Letting nature take her course

Meanwhile, some economists oppose any kind of bill that tampers with the natural dynamics of our free market system. Market equilibrium is delicate, and many think that artificial manipulation is a bad idea that led to the current mortgage finance and housing crisis. Rather than bolster the housing market, they believe that it's better to rely on normal supply and demand factors to make natural corrections as the chips fall where they may-even if it leads to a painful recession.

Letting the Fed take its course

The Fed, on the other hand, appears to have a different philosophy. Chairman Ben Bernanke hopes that a series of drastic rate cuts, plus a $168 billion economic stimulus package that includes taxpayer rebate checks, will stave off recession and bolster the economy. But some pundits, analyzing the Fed's response to the last U.S. recession, believe that it was this same brand of dramatic tinkering and meddling that weakened the markets and ushered in our current crisis. They point out that rates were slashed to get us out of the recession at the beginning of this decade, and that inspired borrowing and stimulated the economy. But it also led to one of the lowest savings rates in our nation's history, as consumers went on a borrowing, refinancing, and buying binges, driving up home prices and creating an artificial real estate "bubble" that burst.

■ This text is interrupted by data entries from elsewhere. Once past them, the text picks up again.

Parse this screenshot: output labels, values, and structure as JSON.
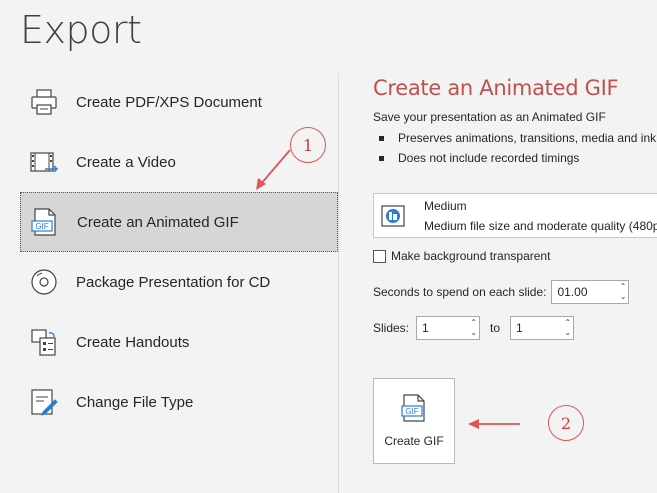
{
  "page": {
    "title": "Export"
  },
  "nav": {
    "items": [
      {
        "label": "Create PDF/XPS Document",
        "icon": "printer-icon"
      },
      {
        "label": "Create a Video",
        "icon": "video-icon"
      },
      {
        "label": "Create an Animated GIF",
        "icon": "gif-icon",
        "selected": true
      },
      {
        "label": "Package Presentation for CD",
        "icon": "cd-icon"
      },
      {
        "label": "Create Handouts",
        "icon": "handouts-icon"
      },
      {
        "label": "Change File Type",
        "icon": "change-file-type-icon"
      }
    ]
  },
  "panel": {
    "title": "Create an Animated GIF",
    "description": "Save your presentation as an Animated GIF",
    "bullets": [
      "Preserves animations, transitions, media and ink",
      "Does not include recorded timings"
    ],
    "quality": {
      "name": "Medium",
      "detail": "Medium file size and moderate quality (480p"
    },
    "transparent": {
      "label": "Make background transparent",
      "checked": false
    },
    "seconds": {
      "label": "Seconds to spend on each slide:",
      "value": "01.00"
    },
    "slides": {
      "label": "Slides:",
      "from": "1",
      "to_label": "to",
      "to": "1"
    },
    "create_button": {
      "label": "Create GIF"
    }
  },
  "annotations": [
    {
      "number": "1"
    },
    {
      "number": "2"
    }
  ],
  "colors": {
    "accent": "#c0504d",
    "annotation": "#e05555",
    "selected_bg": "#d6d6d6",
    "background": "#f3f3f3"
  }
}
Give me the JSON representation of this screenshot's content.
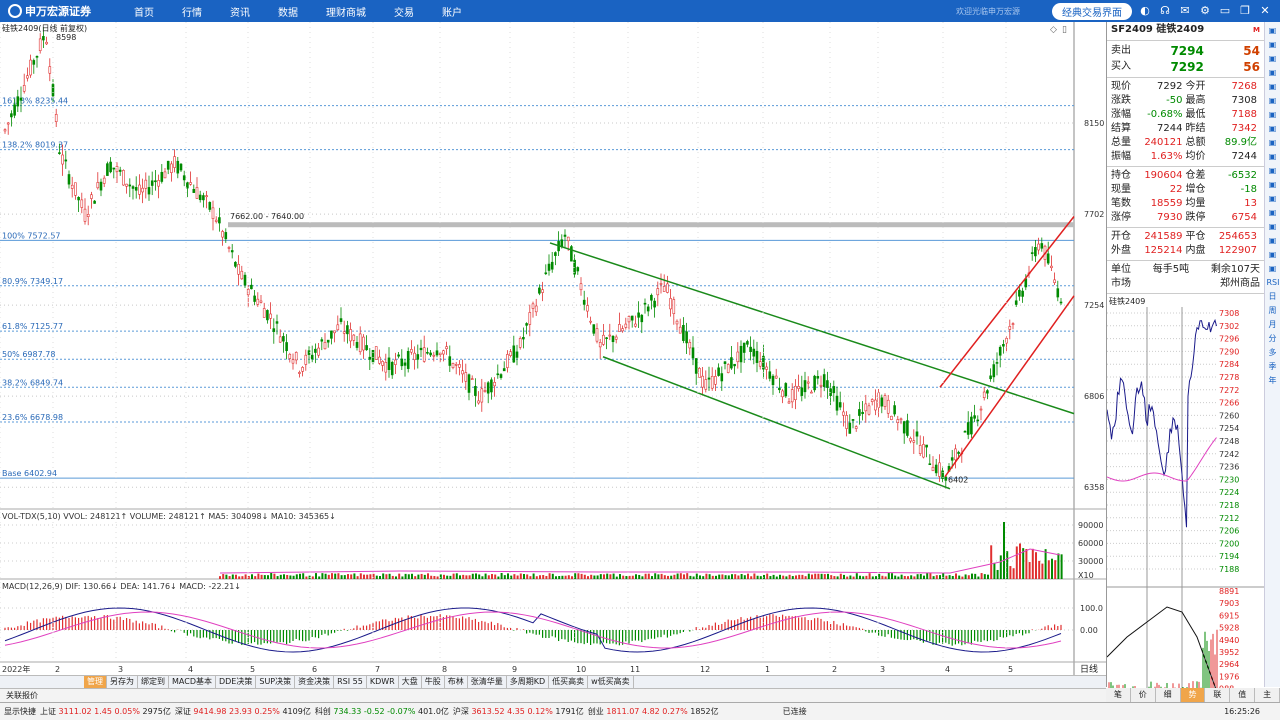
{
  "app": {
    "logo_text": "申万宏源证券",
    "nav": [
      "首页",
      "行情",
      "资讯",
      "数据",
      "理财商城",
      "交易",
      "账户"
    ],
    "welcome": "欢迎光临申万宏源",
    "classic_btn": "经典交易界面"
  },
  "chart": {
    "title": "硅铁2409(日线 前复权)",
    "high_label": "8598",
    "low_label": "6402",
    "zone_label": "7662.00 - 7640.00",
    "fib": [
      {
        "label": "161.8% 8235.44",
        "value": 8235.44
      },
      {
        "label": "138.2% 8019.37",
        "value": 8019.37
      },
      {
        "label": "100% 7572.57",
        "value": 7572.57
      },
      {
        "label": "80.9% 7349.17",
        "value": 7349.17
      },
      {
        "label": "61.8% 7125.77",
        "value": 7125.77
      },
      {
        "label": "50% 6987.78",
        "value": 6987.78
      },
      {
        "label": "38.2% 6849.74",
        "value": 6849.74
      },
      {
        "label": "23.6% 6678.98",
        "value": 6678.98
      },
      {
        "label": "Base 6402.94",
        "value": 6402.94
      }
    ],
    "y_ticks": [
      "8150",
      "7702",
      "7254",
      "6806",
      "6358"
    ],
    "vol_title": "VOL-TDX(5,10) VVOL: 248121↑ VOLUME: 248121↑ MA5: 304098↓ MA10: 345365↓",
    "vol_ticks": [
      "90000",
      "60000",
      "30000",
      "X10"
    ],
    "macd_title": "MACD(12,26,9) DIF: 130.66↓ DEA: 141.76↓ MACD: -22.21↓",
    "macd_ticks": [
      "100.0",
      "0.00"
    ],
    "x_labels": [
      "2022年",
      "2",
      "3",
      "4",
      "5",
      "6",
      "7",
      "8",
      "9",
      "10",
      "11",
      "12",
      "1",
      "2",
      "3",
      "4",
      "5"
    ],
    "period": "日线"
  },
  "quote": {
    "code": "SF2409 硅铁2409",
    "sell_label": "卖出",
    "sell_price": "7294",
    "sell_vol": "54",
    "buy_label": "买入",
    "buy_price": "7292",
    "buy_vol": "56",
    "rows1": [
      [
        "现价",
        "7292",
        "今开",
        "7268"
      ],
      [
        "涨跌",
        "-50",
        "最高",
        "7308"
      ],
      [
        "涨幅",
        "-0.68%",
        "最低",
        "7188"
      ],
      [
        "结算",
        "7244",
        "昨结",
        "7342"
      ],
      [
        "总量",
        "240121",
        "总额",
        "89.9亿"
      ],
      [
        "振幅",
        "1.63%",
        "均价",
        "7244"
      ]
    ],
    "rows2": [
      [
        "持仓",
        "190604",
        "仓差",
        "-6532"
      ],
      [
        "现量",
        "22",
        "增仓",
        "-18"
      ],
      [
        "笔数",
        "18559",
        "均量",
        "13"
      ],
      [
        "涨停",
        "7930",
        "跌停",
        "6754"
      ]
    ],
    "rows3": [
      [
        "开仓",
        "241589",
        "平仓",
        "254653"
      ],
      [
        "外盘",
        "125214",
        "内盘",
        "122907"
      ]
    ],
    "unit_label": "单位",
    "unit_value": "每手5吨",
    "remain": "剩余107天",
    "market_label": "市场",
    "market_value": "郑州商品",
    "mini_title": "硅铁2409",
    "mini_ticks": [
      "7308",
      "7302",
      "7296",
      "7290",
      "7284",
      "7278",
      "7272",
      "7266",
      "7260",
      "7254",
      "7248",
      "7242",
      "7236",
      "7230",
      "7224",
      "7218",
      "7212",
      "7206",
      "7200",
      "7194",
      "7188"
    ],
    "mini_vol_ticks": [
      "8891",
      "7903",
      "6915",
      "5928",
      "4940",
      "3952",
      "2964",
      "1976",
      "988"
    ]
  },
  "tabs": [
    "管理",
    "另存为",
    "绑定到",
    "MACD基本",
    "DDE决策",
    "SUP决策",
    "资金决策",
    "RSI 55",
    "KDWR",
    "大盘",
    "牛股",
    "布林",
    "张清华量",
    "多周期KD",
    "低买高卖",
    "w低买高卖"
  ],
  "assoc": "关联报价",
  "bottom_tabs": [
    "笔",
    "价",
    "细",
    "势",
    "联",
    "值",
    "主"
  ],
  "status": {
    "quick": "显示快捷",
    "items": [
      {
        "name": "上证",
        "v": "3111.02",
        "c": "1.45",
        "p": "0.05%",
        "a": "2975亿"
      },
      {
        "name": "深证",
        "v": "9414.98",
        "c": "23.93",
        "p": "0.25%",
        "a": "4109亿"
      },
      {
        "name": "科创",
        "v": "734.33",
        "c": "-0.52",
        "p": "-0.07%",
        "a": "401.0亿"
      },
      {
        "name": "沪深",
        "v": "3613.52",
        "c": "4.35",
        "p": "0.12%",
        "a": "1791亿"
      },
      {
        "name": "创业",
        "v": "1811.07",
        "c": "4.82",
        "p": "0.27%",
        "a": "1852亿"
      }
    ],
    "connected": "已连接",
    "time": "16:25:26"
  },
  "side_icons": [
    "RSI",
    "日",
    "周",
    "月",
    "分",
    "多",
    "季",
    "年"
  ]
}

In the past, the markets punished consumers severely when they ignored their budgets and tried to live far beyond their means. But most people prefer to get their reality checks from television reality shows, not from sacrificing a comfortable lifestyle, let alone their homes. Plus, the more sophisticated that economic tools become, the better Americans can adroitly tweak markets to their own advantage. But micro-managing the housing market could have catastrophic consequences, and lead to a financial version of global warming, if there's too much tinkering with the fundamental laws of financial and monetary gravity.